Primeiro a coincidência do momento, do agora desta página: a primeira tradução que publiquei de um Canto de Pound (o Canto XVII) foi aqui, na TRIBUNA DA IMPRENSA, em 25 de fevereiro de 1961. Na época, se não me engano era (ou acabara de ter sido) Sergio Lacerda, editor deste jornal - quem, juntamente com Sebastião Lacerda, está à frente da Editora Nova Fronteira, a mesma que, nos tempos de hoje, lançou, no Brasil, a publicação de todos Os Cantos.
Traduzir a complexa epopéia poundiana enseja uma série de dificuldades díspares. No meu caso particular, havia mais uma, logo de início: estava obrigado a realizar versões diferentes de vários Cantos daquelas já concretizadas anteriormente, por Augusto de Campos, Haroldo de Campos e Décio Pignatari (sem falar em Mário Faustino). Se deu certo se me desviando intencionalmente das traduções (são dezenove) dos poetas experts acima citados apresentei outras soluções válidas, fica tudo entregue ao esforço, ao acaso, ao correr do tempo. A aferição pode começar através do cotejo com as traduções publicadas no livro Ezra Pound Poesia (Editora Hucitec), onde nós, os cinco poundianos navegamos nos textos do velho.

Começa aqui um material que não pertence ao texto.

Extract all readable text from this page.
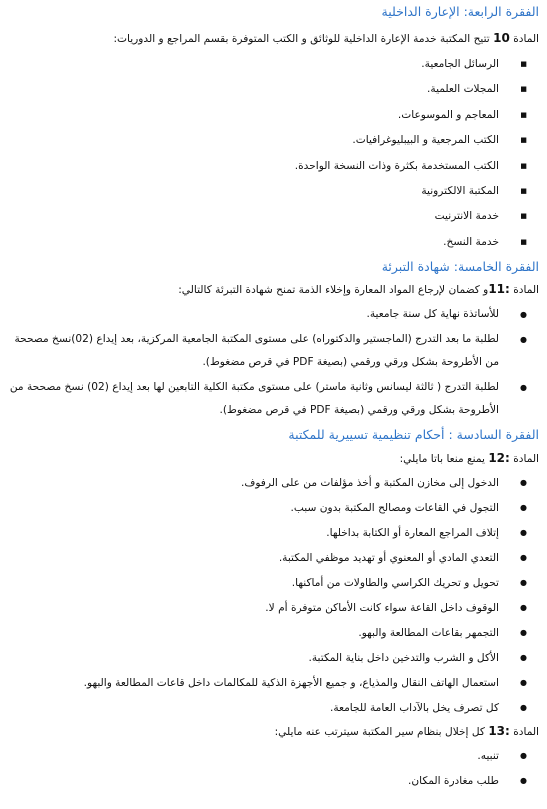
الفقرة الرابعة: الإعارة الداخلية

المادة 10 تتيح المكتبة خدمة الإعارة الداخلية للوثائق و الكتب المتوفرة بقسم المراجع و الدوريات:

■
الرسائل الجامعية.
■
المجلات العلمية.
■
المعاجم و الموسوعات.
■
الكتب المرجعية و البيبليوغرافيات.
■
الكتب المستخدمة بكثرة وذات النسخة الواحدة.
■
المكتبة الالكترونية
■
خدمة الانترنيت
■
خدمة النسخ.

الفقرة الخامسة: شهادة التبرئة

المادة :11و كضمان لإرجاع المواد المعارة وإخلاء الذمة تمنح شهادة التبرئة كالتالي:

●
للأساتذة نهاية كل سنة جامعية.
●
لطلبة ما بعد التدرج (الماجستير والدكتوراه) على مستوى المكتبة الجامعية المركزية، بعد إيداع (02)نسخ مصححة من الأطروحة بشكل ورقي ورقمي (بصيغة PDF في قرص مضغوط).
●
لطلبة التدرج ( ثالثة ليسانس وثانية ماستر) على مستوى مكتبة الكلية التابعين لها بعد إيداع (02) نسخ مصححة من الأطروحة بشكل ورقي ورقمي (بصيغة PDF في قرص مضغوط).

الفقرة السادسة : أحكام تنظيمية تسييرية للمكتبة

المادة :12 يمنع منعا باتا مايلي:

●
الدخول إلى مخازن المكتبة و أخذ مؤلفات من على الرفوف.
●
التجول في القاعات ومصالح المكتبة بدون سبب.
●
إتلاف المراجع المعارة أو الكتابة بداخلها.
●
التعدي المادي أو المعنوي أو تهديد موظفي المكتبة.
●
تحويل و تحريك الكراسي والطاولات من أماكنها.
●
الوقوف داخل القاعة سواء كانت الأماكن متوفرة أم لا.
●
التجمهر بقاعات المطالعة والبهو.
●
الأكل و الشرب والتدخين داخل بناية المكتبة.
●
استعمال الهاتف النقال والمذياع، و جميع الأجهزة الذكية للمكالمات داخل قاعات المطالعة والبهو.
●
كل تصرف يخل بالآداب العامة للجامعة.

المادة :13 كل إخلال بنظام سير المكتبة سيترتب عنه مايلي:

●
تنبيه.
●
طلب مغادرة المكان.
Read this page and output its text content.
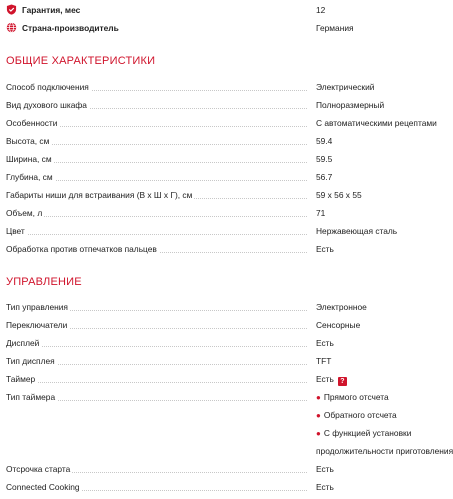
Гарантия, мес	12
Страна-производитель	Германия
ОБЩИЕ ХАРАКТЕРИСТИКИ
Способ подключения	Электрический
Вид духового шкафа	Полноразмерный
Особенности	С автоматическими рецептами
Высота, см	59.4
Ширина, см	59.5
Глубина, см	56.7
Габариты ниши для встраивания (В x Ш x Г), см	59 x 56 x 55
Объем, л	71
Цвет	Нержавеющая сталь
Обработка против отпечатков пальцев	Есть
УПРАВЛЕНИЕ
Тип управления	Электронное
Переключатели	Сенсорные
Дисплей	Есть
Тип дисплея	TFT
Таймер	Есть ?
Тип таймера	● Прямого отсчета
● Обратного отсчета
● С функцией установки
продолжительности приготовления
Отсрочка старта	Есть
Connected Cooking	Есть
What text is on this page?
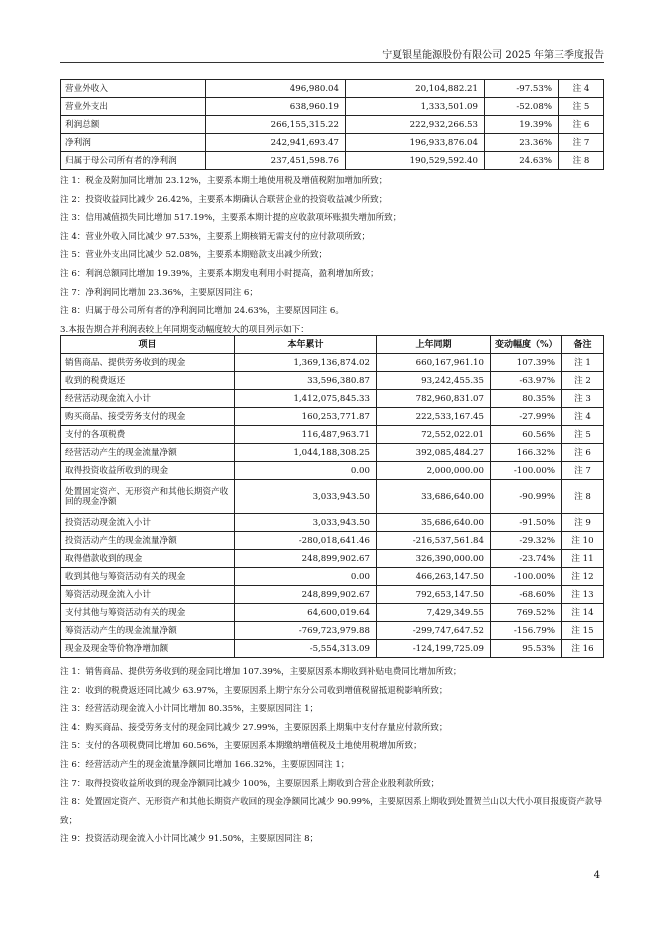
宁夏银星能源股份有限公司 2025 年第三季度报告
营业外收入	496,980.04	20,104,882.21	-97.53%	注 4
营业外支出	638,960.19	1,333,501.09	-52.08%	注 5
利润总额	266,155,315.22	222,932,266.53	19.39%	注 6
净利润	242,941,693.47	196,933,876.04	23.36%	注 7
归属于母公司所有者的净利润	237,451,598.76	190,529,592.40	24.63%	注 8

注 1：税金及附加同比增加 23.12%，主要系本期土地使用税及增值税附加增加所致；

注 2：投资收益同比减少 26.42%，主要系本期确认合联营企业的投资收益减少所致；

注 3：信用减值损失同比增加 517.19%，主要系本期计提的应收款项坏账损失增加所致；

注 4：营业外收入同比减少 97.53%，主要系上期核销无需支付的应付款项所致；

注 5：营业外支出同比减少 52.08%，主要系本期赔款支出减少所致；

注 6：利润总额同比增加 19.39%，主要系本期发电利用小时提高，盈利增加所致；

注 7：净利润同比增加 23.36%，主要原因同注 6；

注 8：归属于母公司所有者的净利润同比增加 24.63%，主要原因同注 6。

3.本报告期合并利润表较上年同期变动幅度较大的项目列示如下：

项目	本年累计	上年同期	变动幅度（%）	备注
销售商品、提供劳务收到的现金	1,369,136,874.02	660,167,961.10	107.39%	注 1
收到的税费返还	33,596,380.87	93,242,455.35	-63.97%	注 2
经营活动现金流入小计	1,412,075,845.33	782,960,831.07	80.35%	注 3
购买商品、接受劳务支付的现金	160,253,771.87	222,533,167.45	-27.99%	注 4
支付的各项税费	116,487,963.71	72,552,022.01	60.56%	注 5
经营活动产生的现金流量净额	1,044,188,308.25	392,085,484.27	166.32%	注 6
取得投资收益所收到的现金	0.00	2,000,000.00	-100.00%	注 7
处置固定资产、无形资产和其他长期资产收回的现金净额	3,033,943.50	33,686,640.00	-90.99%	注 8
投资活动现金流入小计	3,033,943.50	35,686,640.00	-91.50%	注 9
投资活动产生的现金流量净额	-280,018,641.46	-216,537,561.84	-29.32%	注 10
取得借款收到的现金	248,899,902.67	326,390,000.00	-23.74%	注 11
收到其他与筹资活动有关的现金	0.00	466,263,147.50	-100.00%	注 12
筹资活动现金流入小计	248,899,902.67	792,653,147.50	-68.60%	注 13
支付其他与筹资活动有关的现金	64,600,019.64	7,429,349.55	769.52%	注 14
筹资活动产生的现金流量净额	-769,723,979.88	-299,747,647.52	-156.79%	注 15
现金及现金等价物净增加额	-5,554,313.09	-124,199,725.09	95.53%	注 16

注 1：销售商品、提供劳务收到的现金同比增加 107.39%，主要原因系本期收到补贴电费同比增加所致；

注 2：收到的税费返还同比减少 63.97%，主要原因系上期宁东分公司收到增值税留抵退税影响所致；

注 3：经营活动现金流入小计同比增加 80.35%，主要原因同注 1；

注 4：购买商品、接受劳务支付的现金同比减少 27.99%，主要原因系上期集中支付存量应付款所致；

注 5：支付的各项税费同比增加 60.56%，主要原因系本期缴纳增值税及土地使用税增加所致；

注 6：经营活动产生的现金流量净额同比增加 166.32%，主要原因同注 1；

注 7：取得投资收益所收到的现金净额同比减少 100%，主要原因系上期收到合营企业股利款所致；

注 8：处置固定资产、无形资产和其他长期资产收回的现金净额同比减少 90.99%，主要原因系上期收到处置贺兰山以大代小项目报废资产款导致；

注 9：投资活动现金流入小计同比减少 91.50%，主要原因同注 8；

4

É isso aí. As dificuldades básicas de traduzir Os Cantos dizem respeito ao seu universo referencial. São cerca de vinte mil versos (ou linhas) a se reportar a outras tantas milhares de denotações ou conotações com pessoas, lugares ou eventos. Biografia, História Universal ou Geografia são matérias entremeadas num quase sem fim. E Pound dá de barato: não explica ou deixa pistas em torno do motivo de estar invocando fulano, beltrano ou sicrano, ou aqui, ali ou alhures. Escreveu basicamente em sua língua, porém com a inserção incessante de outras, seja o chinês, o grego, o alemão o francês, o latim, o provençal etc. Nisso tudo, tive de ser o cicerone de mim mesmo também ciceroneado pela consulta a livros e outros focos de referência.
Outro dado: a falta de uma lógica linear no sentido estrutural. Todos os poemas épicos consistem relatos com um mínimo do tradicional princípio-meio-fim. Pound, de certa forma (e influenciado pela idéia oriental do ideograma) substituiu o primado do relato pela montagem de registros ou pseudoregistros, onde aquilo que se entende por "narrativa" se esfacela, pois seu tempo fica sacudido num vaivém contínuo histórico-geográfico. Em paralelo, a prosa invade o espaço da poesia e vice-versa. Pound é o Eisenstein da poesia – lembrando que este último também recorreu a literatura oriental a fim de exemplificar suas concepções de montagem (basta ler O Princípio Cinematográfico e o Ideograma, que, aliás traduzi em 1957).
Enfim, Pound foi contraditório estética e politicamente? Sim. Mas, isso não lhe furta a medida. Como dizia Paulo Francis, outro dia, aqui neste Caderno, Os Cantos podem não ter sido o maior, mas foi o poema mais importante deste século.